The six weeks that the conductor spent in Belarus were to change his life; he chronicled these events in a book entitled The White Days of Minsk.

The book reads like a travelogue dotted throughout with matter-of-fact impressions of war. It combines background information about the country and its people into a kind of "How-to-Belarus" for those who know little about the country and its present problems.

Protesters in Minsk sit on steps leading up to a large white building
Protesters in Minsk in 2020Image: Vitali Alekseenok

Europe's last dictatorship

Vitali Alekseenok hails from the small town of Wilejka northwest of the capital, Minsk. He grew up in a neighborhood with its fair share of crime, but thanks to a charismatic music teacher, he did not end up in prison, but moved to Minsk to study music.

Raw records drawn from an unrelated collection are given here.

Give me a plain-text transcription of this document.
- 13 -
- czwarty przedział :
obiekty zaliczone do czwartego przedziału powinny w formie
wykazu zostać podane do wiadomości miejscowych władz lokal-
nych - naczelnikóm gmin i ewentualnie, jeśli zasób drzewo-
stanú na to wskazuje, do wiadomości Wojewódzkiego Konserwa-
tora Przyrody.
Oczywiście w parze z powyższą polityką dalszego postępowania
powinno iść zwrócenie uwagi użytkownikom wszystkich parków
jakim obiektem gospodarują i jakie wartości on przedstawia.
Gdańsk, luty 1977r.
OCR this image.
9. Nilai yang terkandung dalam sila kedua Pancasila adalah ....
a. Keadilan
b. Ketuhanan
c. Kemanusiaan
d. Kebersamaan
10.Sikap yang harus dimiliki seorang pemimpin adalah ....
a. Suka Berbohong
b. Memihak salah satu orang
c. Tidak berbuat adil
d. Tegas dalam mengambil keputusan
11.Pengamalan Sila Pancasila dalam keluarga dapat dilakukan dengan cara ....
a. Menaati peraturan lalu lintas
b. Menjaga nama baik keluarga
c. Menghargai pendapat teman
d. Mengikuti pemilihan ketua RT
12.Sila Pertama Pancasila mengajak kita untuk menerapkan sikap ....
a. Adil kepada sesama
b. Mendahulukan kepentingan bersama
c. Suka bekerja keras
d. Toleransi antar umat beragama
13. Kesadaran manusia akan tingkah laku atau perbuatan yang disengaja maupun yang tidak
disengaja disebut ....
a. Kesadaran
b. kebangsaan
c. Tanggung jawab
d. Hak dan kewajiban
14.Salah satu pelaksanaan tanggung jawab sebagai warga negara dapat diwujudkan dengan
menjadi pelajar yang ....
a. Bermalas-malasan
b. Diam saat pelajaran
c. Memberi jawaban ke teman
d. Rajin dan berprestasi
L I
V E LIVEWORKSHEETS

The young conductor completed his training in Saint Petersburg before he received an invitation to work in Germany. But both the past and the present of his native country continue to influece his life each day.

Belarus: Protesters dance against Lukashenko

"Whenever I see a minibus in Germany, I cringe and check whether the license plates are covered or not,"  Alekseenok told DW. In Belarus, masked police officers would often sit in such vehicles during mass arrests on the fringes of demonstrations that were "brutal, lightning-fast and clearly meant to deter," he recalls.

Resentment on the fringes of Europe

Alekseenok's book portrays such scary moments in great detail. At the same time, it juxtaposes just how mundane everyday can be even in the midst of all this upheaval. One moment, there are mass arrests, and the next, Alekseenok and his contemporaries look for internet signal to send encrypted messages. Vitali Alekseenok's book is a first-hand account of what it feels like to be pushed to the fringes of Europe.

Meanwhile, many Belarusians have become resentful about the fact that the West is apparently able  do little to change anything about the situation in Belarus, Alekseenok says, adding that all the same, "it's important that the world knows about us."

He shares the Belarusians' longing for justice and acceptance as well as the desire not to have to go it alone, to notice a sense of support and belonging. "That's what Belarusians need from the West — more than economic aid," he says.